Group assignments provide learners with opportunities to establish, practice, and develop essential CRCs including multicultural fluency. However, for effective learning to be surfaced from a group assignment the teacher must ‘wrap around’ several additional learning processes. First, learners must distinguish between the exemplary, adequate, and inadequate demonstration of the CRCs. Second, learners must practice applying their CRCs within the context of their group assignment. Finally, well-managed peer assessment and peer feedback processes are crucial to ensuring that learners gain timely feedback on their CRC strengths and areas for development. Specifically, the peer feedback process must provide measures that value the inclusion of others and the contribution towards helping others learn course concepts and project requirements.

Group assignments generate several possible risks such as social loafing, exclusion, and dominating behaviour. These risks may be raised as group composition becomes more diverse as measured by factors such as culture, country of origin, geographic location, age, gender, subject discipline, personality, and life experience. Our evidence is that early risk identification through formative group peer assessment and peer feedback is an effective approach towards mitigating these types of risks, raising overall team cohesion, team performance, academic results, and, ultimately graduate employability (Sprague, Wilson, & McKenzie, 2019, Mellalieu & Dodd, 2018). This session will discuss our findings.

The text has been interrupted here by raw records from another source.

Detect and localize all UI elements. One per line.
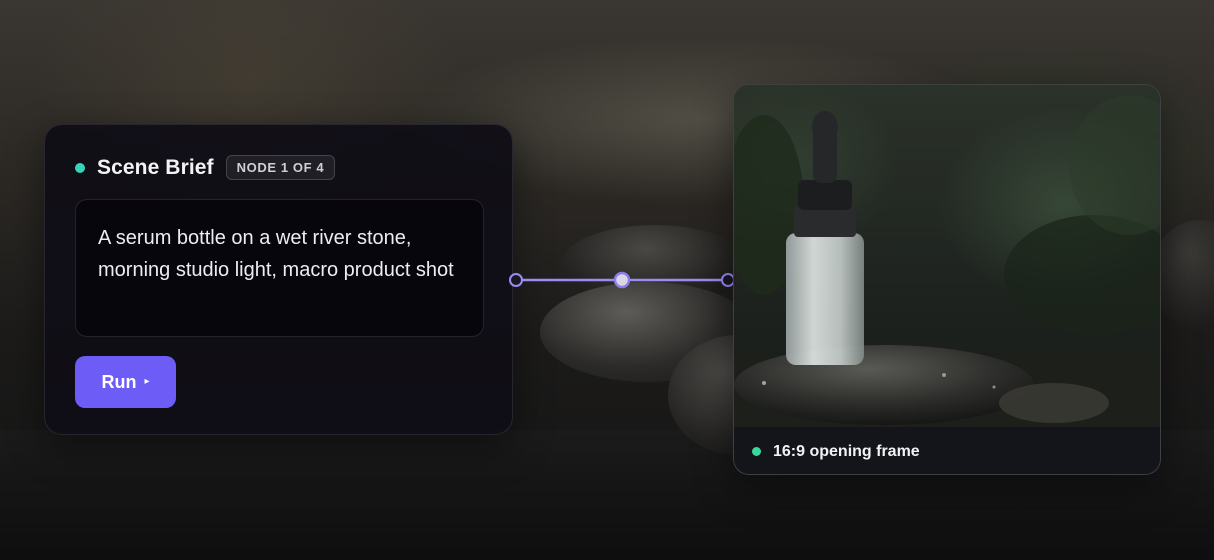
run-button-label: Run — [101, 371, 137, 392]
prompt-text-area[interactable]: A serum bottle on a wet river stone, mor… — [75, 199, 484, 337]
node-header: Scene Brief NODE 1 OF 4 — [75, 155, 336, 180]
connector-handle[interactable] — [613, 271, 631, 289]
frame-caption: 16:9 opening frame — [773, 442, 920, 460]
generated-image[interactable] — [734, 85, 1160, 427]
node-title: Scene Brief — [97, 155, 214, 179]
canvas-background: Scene Brief NODE 1 OF 4 A serum bottle o… — [0, 0, 1214, 560]
node-step-badge: NODE 1 OF 4 — [225, 155, 336, 180]
run-button[interactable]: Run ▸ — [75, 356, 176, 408]
scene-brief-node[interactable]: Scene Brief NODE 1 OF 4 A serum bottle o… — [44, 124, 513, 435]
play-icon: ▸ — [144, 376, 150, 387]
serum-bottle-scene-illustration — [734, 95, 1160, 427]
frame-caption-bar: 16:9 opening frame — [734, 427, 1160, 474]
connector-port-out[interactable] — [509, 273, 523, 287]
output-frame-node[interactable]: 16:9 opening frame — [733, 84, 1161, 475]
status-dot — [752, 447, 761, 456]
node-connector — [509, 271, 735, 289]
status-dot — [75, 162, 85, 173]
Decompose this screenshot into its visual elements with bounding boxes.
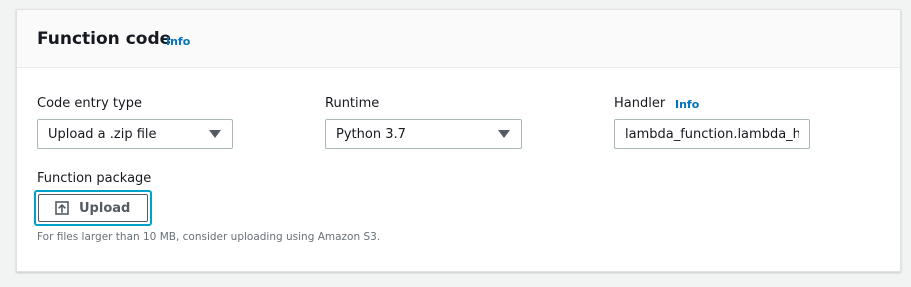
code-entry-type-label: Code entry type: [37, 96, 142, 111]
upload-icon: [55, 201, 69, 215]
code-entry-type-value: Upload a .zip file: [48, 127, 157, 142]
code-entry-type-select[interactable]: Upload a .zip file: [37, 119, 233, 149]
function-package-label: Function package: [37, 171, 152, 186]
handler-info-link[interactable]: Info: [675, 98, 699, 111]
caret-down-icon: [209, 130, 221, 138]
upload-button[interactable]: Upload: [38, 194, 148, 222]
handler-input[interactable]: [614, 119, 810, 149]
upload-focus-ring: Upload: [34, 190, 152, 226]
panel-header: Function code Info: [17, 10, 900, 68]
handler-label: Handler: [614, 96, 666, 111]
function-code-panel: Function code Info Code entry type Uploa…: [16, 9, 901, 272]
upload-hint-text: For files larger than 10 MB, consider up…: [37, 231, 381, 243]
runtime-label: Runtime: [325, 96, 380, 111]
runtime-select[interactable]: Python 3.7: [325, 119, 522, 149]
caret-down-icon: [498, 130, 510, 138]
upload-button-label: Upload: [79, 201, 131, 216]
panel-title: Function code: [37, 29, 172, 49]
title-info-link[interactable]: Info: [166, 35, 190, 48]
runtime-value: Python 3.7: [336, 127, 406, 142]
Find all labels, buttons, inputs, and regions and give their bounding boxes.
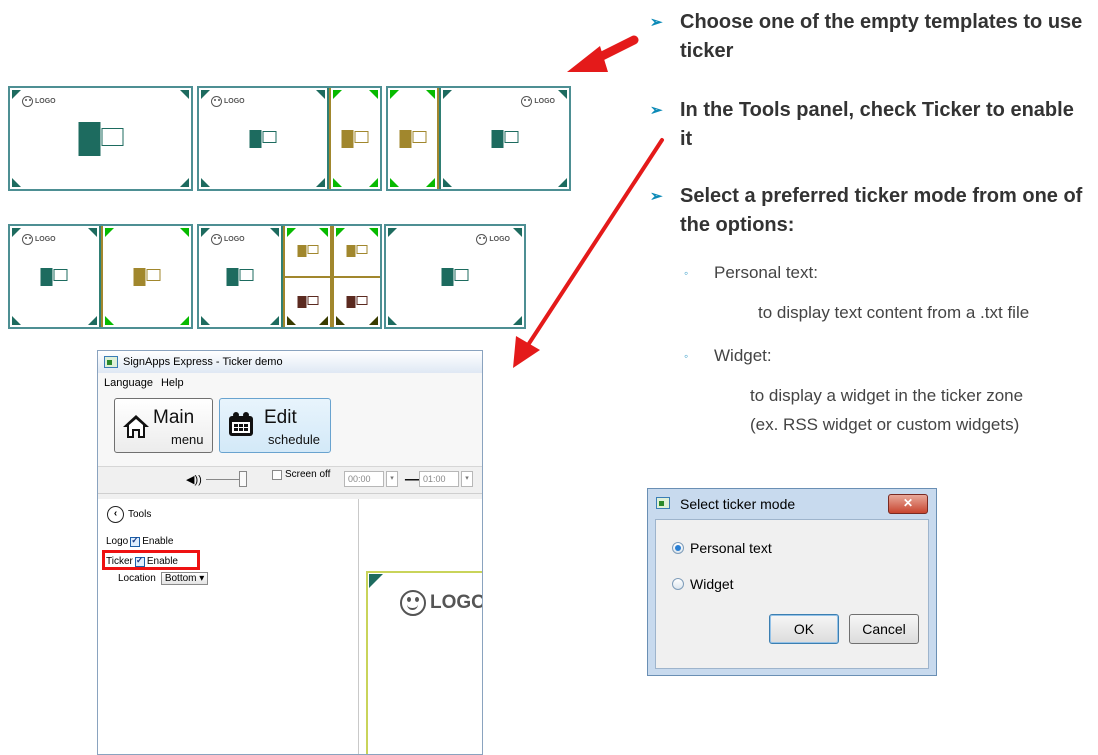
bullet-arrow-icon: ➢ <box>650 14 663 31</box>
back-button[interactable]: ‹ <box>107 506 124 523</box>
option-1-title: Personal text: <box>714 263 818 282</box>
tools-panel: ‹ Tools Logo Enable Ticker Enable Locati… <box>98 499 359 754</box>
app-window: SignApps Express - Ticker demo Language … <box>97 350 483 755</box>
tools-label: Tools <box>128 509 152 520</box>
edit-schedule-button[interactable]: Edit schedule <box>219 398 331 453</box>
option-widget: ◦ Widget: <box>684 346 772 366</box>
option-2-desc-line1: to display a widget in the ticker zone <box>750 386 1024 405</box>
main-button-title: Main <box>153 407 195 428</box>
radio-widget[interactable]: Widget <box>672 576 734 592</box>
location-setting: Location Bottom ▾ <box>118 572 209 585</box>
location-label: Location <box>118 573 156 584</box>
main-menu-button[interactable]: Main menu <box>114 398 213 453</box>
screen-off-toggle[interactable]: Screen off <box>272 469 330 480</box>
control-row: ◀)) Screen off 00:00 ▾ ⟶ 01:00 ▾ <box>98 467 482 494</box>
edit-button-title: Edit <box>264 407 297 428</box>
dialog-title-bar: Select ticker mode ✕ <box>648 489 936 519</box>
radio-widget-label: Widget <box>690 576 734 592</box>
logo-enable-label: Enable <box>142 536 174 547</box>
layout-preview-panel: LOGO <box>359 499 482 754</box>
volume-slider-thumb[interactable] <box>239 471 247 487</box>
bullet-circle-icon: ◦ <box>684 266 689 280</box>
option-2-title: Widget: <box>714 346 772 365</box>
dialog-body: Personal text Widget OK Cancel <box>655 519 929 669</box>
time-from-dropdown[interactable]: ▾ <box>386 471 398 487</box>
toolbar: Main menu Edit schedule <box>98 393 482 467</box>
preview-logo-icon: LOGO <box>400 590 482 616</box>
bullet-circle-icon: ◦ <box>684 349 689 363</box>
location-select[interactable]: Bottom ▾ <box>160 572 209 585</box>
menu-language[interactable]: Language <box>104 377 153 389</box>
app-logo-icon <box>656 497 670 509</box>
cancel-button[interactable]: Cancel <box>849 614 919 644</box>
calendar-icon <box>229 412 253 436</box>
time-to-field[interactable]: 01:00 <box>419 471 459 487</box>
logo-setting: Logo Enable <box>106 535 174 548</box>
edit-button-subtitle: schedule <box>268 432 321 447</box>
home-icon <box>123 415 149 438</box>
screen-off-label: Screen off <box>285 469 331 480</box>
radio-unselected-icon[interactable] <box>672 578 684 590</box>
radio-personal-text[interactable]: Personal text <box>672 540 772 556</box>
screen-off-checkbox[interactable] <box>272 469 282 480</box>
option-2-desc-line2: (ex. RSS widget or custom widgets) <box>750 415 1020 434</box>
option-personal-text: ◦ Personal text: <box>684 263 818 283</box>
arrow-to-templates-icon <box>567 35 639 72</box>
radio-personal-label: Personal text <box>690 540 772 556</box>
title-bar: SignApps Express - Ticker demo <box>98 351 482 373</box>
option-1-desc: to display text content from a .txt file <box>758 303 1030 322</box>
step-3-text: Select a preferred ticker mode from one … <box>680 185 1083 236</box>
main-button-subtitle: menu <box>171 432 204 447</box>
app-logo-icon <box>104 356 118 368</box>
logo-label: Logo <box>106 536 129 547</box>
arrow-to-app-icon <box>513 138 664 368</box>
bullet-arrow-icon: ➢ <box>650 102 663 119</box>
step-2-text: In the Tools panel, check Ticker to enab… <box>680 99 1074 150</box>
ok-button[interactable]: OK <box>769 614 839 644</box>
radio-selected-icon[interactable] <box>672 542 684 554</box>
step-1-text: Choose one of the empty templates to use… <box>680 11 1083 62</box>
ticker-highlight-box <box>102 550 200 570</box>
time-from-field[interactable]: 00:00 <box>344 471 384 487</box>
logo-enable-checkbox[interactable] <box>130 535 141 547</box>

Mellalieu, P. J., & Dodd, P. (2018, November). Honest performance feedback from their team members contributes highly to students’ course learning. Poster presentation presented at the 2018 Ako Aotearoa Northern Hub 6th Projects Colloquium, Auckland.
National Association of Colleges and Employers (NACE). (2018). Job Outlook 2019. Figure 42, p. 33. Bethlehem, PA.
Sprague, M., Wilson, K. F., & McKenzie, K. S. (2019). Evaluating the quality of peer and self evaluations as measures of student contributions to group projects. Higher Education Research & Development, 38(5), 1061–1074.